Falando em inclusão digital….
Segunda-feira, Julho 21st, 2008Algumas coisas só acontecem em Brasília, vou contar uma rápida história sobre um certo projeto de inclusão digital bem conhecido aqui na esplanada, este projeto tinha uma pessoa responsável por cuidar de todo o processo de avaliação e elaborar uma metodologia de trabalho eficiente, sustentável, e também tinha a missão de fazer isto de uma forma colaborativa, pois este era um dos preceitos do projeto. Esta pessoa durante anos trabalhou neste projeto utilizando recursos públicos em sua elaboração e nas diversas tentativas de implementação e execução do mesmo, porém esta pessoa fez isto de forma isolada, sem consultar as comunidades atendidas, sem consultar sua equipe, sem consultar outros especialistas, esta pessoa ficou totalmente imersa em uma visão acadêmica e pelo visto continua nela até hoje.
Já que mencionamos a visão acadêmica vamos então falar da academia, veja, esta mesma pessoa também resolveu utilizar este projeto como base para sua tese de doutorado, afinal sobravam recursos para bancá-lo, enfim, esta pessoa tinha a crença de que este era o modelo ideal, o modelo mais eficiente, e em sua visão arrogante, qualquer entidade que fosse atuar com inclusão digital, deveria utilizá-lo como referência ou implementá-lo em sua totalidade e plenitude.

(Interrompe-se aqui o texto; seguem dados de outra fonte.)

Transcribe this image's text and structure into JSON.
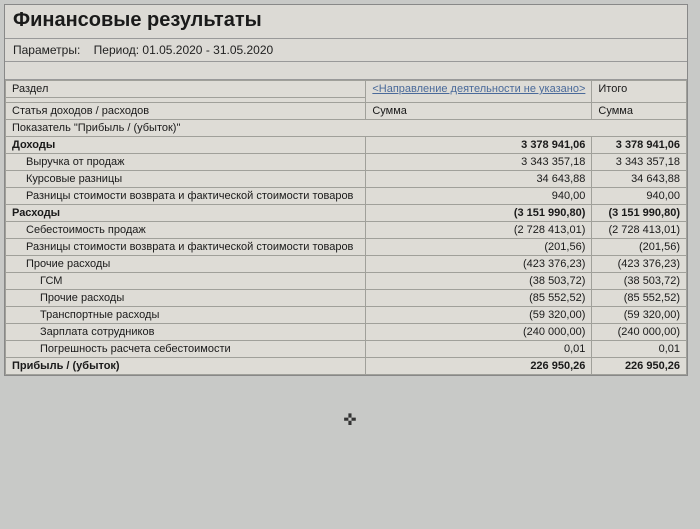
{
  "report": {
    "title": "Финансовые результаты",
    "params_label": "Параметры:",
    "period_label": "Период:",
    "period_value": "01.05.2020 - 31.05.2020",
    "section_label": "Раздел",
    "direction_header": "<Направление деятельности не указано>",
    "total_header": "Итого",
    "article_label": "Статья доходов / расходов",
    "indicator_label": "Показатель \"Прибыль / (убыток)\"",
    "sum_label": "Сумма",
    "cursor_icon": "✜"
  },
  "table": {
    "rows": [
      {
        "label": "Доходы",
        "v1": "3 378 941,06",
        "v2": "3 378 941,06",
        "bold": true,
        "indent": 0
      },
      {
        "label": "Выручка от продаж",
        "v1": "3 343 357,18",
        "v2": "3 343 357,18",
        "bold": false,
        "indent": 1
      },
      {
        "label": "Курсовые разницы",
        "v1": "34 643,88",
        "v2": "34 643,88",
        "bold": false,
        "indent": 1
      },
      {
        "label": "Разницы стоимости возврата и фактической стоимости товаров",
        "v1": "940,00",
        "v2": "940,00",
        "bold": false,
        "indent": 1
      },
      {
        "label": "Расходы",
        "v1": "(3 151 990,80)",
        "v2": "(3 151 990,80)",
        "bold": true,
        "indent": 0
      },
      {
        "label": "Себестоимость продаж",
        "v1": "(2 728 413,01)",
        "v2": "(2 728 413,01)",
        "bold": false,
        "indent": 1
      },
      {
        "label": "Разницы стоимости возврата и фактической стоимости товаров",
        "v1": "(201,56)",
        "v2": "(201,56)",
        "bold": false,
        "indent": 1
      },
      {
        "label": "Прочие расходы",
        "v1": "(423 376,23)",
        "v2": "(423 376,23)",
        "bold": false,
        "indent": 1
      },
      {
        "label": "ГСМ",
        "v1": "(38 503,72)",
        "v2": "(38 503,72)",
        "bold": false,
        "indent": 2
      },
      {
        "label": "Прочие расходы",
        "v1": "(85 552,52)",
        "v2": "(85 552,52)",
        "bold": false,
        "indent": 2
      },
      {
        "label": "Транспортные расходы",
        "v1": "(59 320,00)",
        "v2": "(59 320,00)",
        "bold": false,
        "indent": 2
      },
      {
        "label": "Зарплата сотрудников",
        "v1": "(240 000,00)",
        "v2": "(240 000,00)",
        "bold": false,
        "indent": 2
      },
      {
        "label": "Погрешность расчета себестоимости",
        "v1": "0,01",
        "v2": "0,01",
        "bold": false,
        "indent": 2
      },
      {
        "label": "Прибыль / (убыток)",
        "v1": "226 950,26",
        "v2": "226 950,26",
        "bold": true,
        "indent": 0
      }
    ]
  },
  "style": {
    "background_color": "#c8c9c7",
    "panel_color": "#dcdad5",
    "border_color": "#a0a09a",
    "link_color": "#4a6a9a",
    "title_fontsize": 20,
    "body_fontsize": 11,
    "col_label_width": 490,
    "col_val_width": 100
  }
}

Pois é, mas como dizem, o mundo dá voltas, e o tal projeto único, a tal tese perfeita, o modelo que seria solução para todos os problemas da inclusão digital no país foi REPROVADO por unanimidade pela banca examinadora durante a defesa proferida pela tal pessoa, e isto aconteceu em uma das maiores e mais respeitadas universidades federais do Brasil a UNB.

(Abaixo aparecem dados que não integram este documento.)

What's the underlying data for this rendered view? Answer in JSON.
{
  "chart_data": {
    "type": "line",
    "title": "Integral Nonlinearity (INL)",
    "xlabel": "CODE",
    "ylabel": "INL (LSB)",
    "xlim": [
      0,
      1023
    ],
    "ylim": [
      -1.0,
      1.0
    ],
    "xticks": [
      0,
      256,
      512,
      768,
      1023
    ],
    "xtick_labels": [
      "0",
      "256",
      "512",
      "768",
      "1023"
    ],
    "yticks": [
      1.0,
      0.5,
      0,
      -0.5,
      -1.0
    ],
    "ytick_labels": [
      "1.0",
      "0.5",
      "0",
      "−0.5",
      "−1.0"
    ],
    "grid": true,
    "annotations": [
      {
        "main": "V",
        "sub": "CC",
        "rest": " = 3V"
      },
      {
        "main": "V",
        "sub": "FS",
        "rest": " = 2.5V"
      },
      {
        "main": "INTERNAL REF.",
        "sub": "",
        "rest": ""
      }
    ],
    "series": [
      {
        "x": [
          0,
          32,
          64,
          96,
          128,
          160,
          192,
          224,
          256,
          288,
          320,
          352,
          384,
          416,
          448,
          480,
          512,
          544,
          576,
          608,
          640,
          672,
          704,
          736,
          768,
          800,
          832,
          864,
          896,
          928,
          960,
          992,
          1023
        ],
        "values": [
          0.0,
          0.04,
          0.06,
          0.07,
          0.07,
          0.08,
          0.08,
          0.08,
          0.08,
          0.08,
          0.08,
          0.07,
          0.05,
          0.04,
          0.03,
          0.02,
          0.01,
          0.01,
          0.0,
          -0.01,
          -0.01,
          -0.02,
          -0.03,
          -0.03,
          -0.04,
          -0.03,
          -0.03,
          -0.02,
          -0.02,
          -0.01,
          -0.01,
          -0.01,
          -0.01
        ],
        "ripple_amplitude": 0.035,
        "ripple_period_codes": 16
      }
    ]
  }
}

Quem diria que durante anos e anos pessoas seguiram cegamente as vontades e excentricidades desta pessoa, preenchendo cansativos modelos acadêmicos, ouvindo diariamente verborragia desenfreada, agüentando a arrogância e o desrespeito, sim, pois todos nós éramos seres inferiores, afinal não estávamos fazendo doutorado e nossa opinião então não valia nada.
E agora com fica o tal projeto? Acho que chegou hora de repensarem todo o seu modelo, afinal uma banca de doutorado acaba de dizer com todas as L-E-T-R-A-S que aquele modelo é ineficiente e que não se APLICA nem como uma simples avaliação de alguma coisa, aliás segundo depoimento de pessoas presentes, um dos examinadores citou a audácia de apresentá-lo como uma teste de doutorado, algo que é no máximo um relatório sobre um projeto que até hoje não conseguiu andar pelas próprias pernas.
O que é mais triste em tudo isto é que grande parte da equipe que trabalhou neste projeto nos últimos 4 anos já sabia disto a muito tempo, mas as diversas tentativas de propor melhorias foram em vão, a coordenação do projeto insistia em manter os olhos fechados para não enxergar o que estava embaixo dos seus olhos e narizes. Eu ainda me pergunto qual seria o motivo para isto? Pode ser ego, provavelmente orgulho, mas por causa disto tudo, sabemos com tristeza que que são as comunidade que precisam e tentam ser atendidas por tal projeto em todo o país os mais prejudicados com este fato.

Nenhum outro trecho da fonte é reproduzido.